Cellular interactions and biofilms formed by R. leguminosarum 3841 derivative strains. CLSM images show bacterial attachment at day 1 and biofilms formed at day 4 in chambered glass cover slides by 3841, the isogenic lpcB and lpsD LPS mutants, and the complemented lpcB pFC222 and lpsD pFC224 strains after 1 and 4 days (×1,000 magnification). The insets are zooms (3×). Size bars indicate 2 μm.

FIG 6

Rhizobial biofilm formation on pea roots. (A) Five-day-old GFP-labeled biofilm formed by the WT strains and the LPS derivative mutants.
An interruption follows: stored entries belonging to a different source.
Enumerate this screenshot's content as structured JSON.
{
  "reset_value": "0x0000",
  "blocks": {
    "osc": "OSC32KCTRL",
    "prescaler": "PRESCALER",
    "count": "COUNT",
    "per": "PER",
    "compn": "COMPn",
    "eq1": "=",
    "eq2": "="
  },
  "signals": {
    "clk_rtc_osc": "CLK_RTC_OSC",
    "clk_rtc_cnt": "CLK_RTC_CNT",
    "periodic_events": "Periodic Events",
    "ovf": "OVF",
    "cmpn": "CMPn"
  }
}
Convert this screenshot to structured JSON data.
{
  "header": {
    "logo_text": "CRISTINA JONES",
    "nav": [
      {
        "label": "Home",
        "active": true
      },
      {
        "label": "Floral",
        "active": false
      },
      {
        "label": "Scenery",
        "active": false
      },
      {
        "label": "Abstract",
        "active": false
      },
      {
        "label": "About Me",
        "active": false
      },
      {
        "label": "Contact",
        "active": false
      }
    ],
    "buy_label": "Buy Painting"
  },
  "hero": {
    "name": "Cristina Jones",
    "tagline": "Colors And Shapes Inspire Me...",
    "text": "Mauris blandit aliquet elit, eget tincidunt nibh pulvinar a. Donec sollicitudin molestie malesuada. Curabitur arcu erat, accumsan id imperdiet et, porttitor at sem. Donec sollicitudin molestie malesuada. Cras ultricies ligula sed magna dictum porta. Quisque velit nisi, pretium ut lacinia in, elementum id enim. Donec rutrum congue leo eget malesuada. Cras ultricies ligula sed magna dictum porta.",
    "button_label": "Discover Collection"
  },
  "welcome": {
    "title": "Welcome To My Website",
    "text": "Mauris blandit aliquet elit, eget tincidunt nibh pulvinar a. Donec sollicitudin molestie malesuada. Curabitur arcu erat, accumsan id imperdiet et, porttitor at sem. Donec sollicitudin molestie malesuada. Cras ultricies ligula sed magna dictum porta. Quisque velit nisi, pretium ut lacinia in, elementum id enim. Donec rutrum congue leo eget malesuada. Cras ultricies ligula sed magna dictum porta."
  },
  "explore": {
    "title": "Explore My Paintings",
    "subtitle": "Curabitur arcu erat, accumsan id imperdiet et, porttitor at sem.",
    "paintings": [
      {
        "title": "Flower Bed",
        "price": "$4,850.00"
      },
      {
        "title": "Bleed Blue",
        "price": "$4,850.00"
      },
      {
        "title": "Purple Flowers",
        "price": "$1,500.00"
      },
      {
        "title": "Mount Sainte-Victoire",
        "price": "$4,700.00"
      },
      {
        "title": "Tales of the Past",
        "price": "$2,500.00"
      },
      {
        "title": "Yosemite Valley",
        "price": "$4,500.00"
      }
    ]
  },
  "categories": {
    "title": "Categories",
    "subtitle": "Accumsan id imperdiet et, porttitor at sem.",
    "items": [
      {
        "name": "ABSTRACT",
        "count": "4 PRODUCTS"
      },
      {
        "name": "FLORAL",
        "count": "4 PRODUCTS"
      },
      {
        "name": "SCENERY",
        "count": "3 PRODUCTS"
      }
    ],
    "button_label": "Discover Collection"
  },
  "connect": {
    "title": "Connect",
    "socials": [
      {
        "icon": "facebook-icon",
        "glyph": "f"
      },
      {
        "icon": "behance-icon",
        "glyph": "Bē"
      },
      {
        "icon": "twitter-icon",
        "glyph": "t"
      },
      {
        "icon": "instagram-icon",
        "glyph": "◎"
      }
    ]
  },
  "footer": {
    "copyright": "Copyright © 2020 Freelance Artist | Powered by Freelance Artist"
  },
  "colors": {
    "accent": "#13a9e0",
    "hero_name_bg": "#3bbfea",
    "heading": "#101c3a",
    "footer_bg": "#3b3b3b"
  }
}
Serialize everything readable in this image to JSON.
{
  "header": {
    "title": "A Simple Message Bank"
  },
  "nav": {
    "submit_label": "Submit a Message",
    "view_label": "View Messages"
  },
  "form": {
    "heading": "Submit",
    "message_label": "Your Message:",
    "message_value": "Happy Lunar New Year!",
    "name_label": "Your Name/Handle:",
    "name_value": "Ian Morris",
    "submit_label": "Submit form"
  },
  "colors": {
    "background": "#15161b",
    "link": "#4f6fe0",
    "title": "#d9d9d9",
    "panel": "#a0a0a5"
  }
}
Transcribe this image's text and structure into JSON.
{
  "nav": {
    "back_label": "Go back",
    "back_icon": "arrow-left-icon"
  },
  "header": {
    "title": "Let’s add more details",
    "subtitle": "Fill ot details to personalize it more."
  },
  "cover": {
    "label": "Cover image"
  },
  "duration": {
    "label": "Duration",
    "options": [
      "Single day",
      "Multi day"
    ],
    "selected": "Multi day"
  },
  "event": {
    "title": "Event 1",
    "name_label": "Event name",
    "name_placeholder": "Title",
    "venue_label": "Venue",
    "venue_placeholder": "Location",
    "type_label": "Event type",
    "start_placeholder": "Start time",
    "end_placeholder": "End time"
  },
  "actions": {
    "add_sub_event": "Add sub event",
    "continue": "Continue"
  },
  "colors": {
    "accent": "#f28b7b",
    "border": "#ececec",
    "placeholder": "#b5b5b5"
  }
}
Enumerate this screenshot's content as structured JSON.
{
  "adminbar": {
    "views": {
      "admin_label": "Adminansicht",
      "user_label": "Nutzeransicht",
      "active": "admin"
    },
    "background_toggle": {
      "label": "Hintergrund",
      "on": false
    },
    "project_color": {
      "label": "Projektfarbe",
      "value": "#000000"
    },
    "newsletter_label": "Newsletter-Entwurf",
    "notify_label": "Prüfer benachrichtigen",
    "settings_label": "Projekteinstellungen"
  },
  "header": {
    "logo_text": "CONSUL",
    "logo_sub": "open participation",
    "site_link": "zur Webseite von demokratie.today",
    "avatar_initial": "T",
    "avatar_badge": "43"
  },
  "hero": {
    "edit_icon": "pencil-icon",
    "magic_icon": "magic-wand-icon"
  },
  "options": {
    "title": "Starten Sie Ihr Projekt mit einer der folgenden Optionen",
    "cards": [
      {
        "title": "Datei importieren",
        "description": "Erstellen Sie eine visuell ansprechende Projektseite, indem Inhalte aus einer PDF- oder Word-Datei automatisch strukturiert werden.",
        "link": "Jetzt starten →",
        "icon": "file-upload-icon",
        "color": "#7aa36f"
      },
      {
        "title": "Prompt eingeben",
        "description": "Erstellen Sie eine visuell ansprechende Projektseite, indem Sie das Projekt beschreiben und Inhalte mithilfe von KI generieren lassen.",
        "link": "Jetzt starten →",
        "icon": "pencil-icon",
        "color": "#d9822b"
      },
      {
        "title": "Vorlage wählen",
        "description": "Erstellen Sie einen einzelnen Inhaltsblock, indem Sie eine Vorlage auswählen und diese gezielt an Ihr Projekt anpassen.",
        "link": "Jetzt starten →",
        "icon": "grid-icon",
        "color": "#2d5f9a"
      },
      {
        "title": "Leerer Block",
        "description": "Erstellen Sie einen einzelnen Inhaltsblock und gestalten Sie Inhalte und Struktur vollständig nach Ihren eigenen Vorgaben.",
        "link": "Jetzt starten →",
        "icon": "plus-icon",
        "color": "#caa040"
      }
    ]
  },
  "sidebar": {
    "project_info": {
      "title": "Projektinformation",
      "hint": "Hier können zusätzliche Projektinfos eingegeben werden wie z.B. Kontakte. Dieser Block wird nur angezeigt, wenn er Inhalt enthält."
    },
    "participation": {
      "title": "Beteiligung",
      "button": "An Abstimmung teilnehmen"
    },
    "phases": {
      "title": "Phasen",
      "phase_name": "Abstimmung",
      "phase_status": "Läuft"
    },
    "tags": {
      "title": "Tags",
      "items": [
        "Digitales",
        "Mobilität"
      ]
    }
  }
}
Note the compact microcolony patches formed by the A34 and 3841 WT strains and the ramified or star-like microcolonies scattered on the root epidermis developed by the mutants. 6×-zoom images (right) show the detail of a root-attached bacterial aggregate. Magnifications: ×400 (left) and ×2,400 (right). (B) CLSM images of bacterial aggregates associated to root hairs. White arrows indicate bacterial clumps associated to root hairs developed by the LPS mutants. Magnification: ×400. CLSM images are horizontal (x-axis) projections of representative images of five independent experiments. Size bars indicate 10 μm.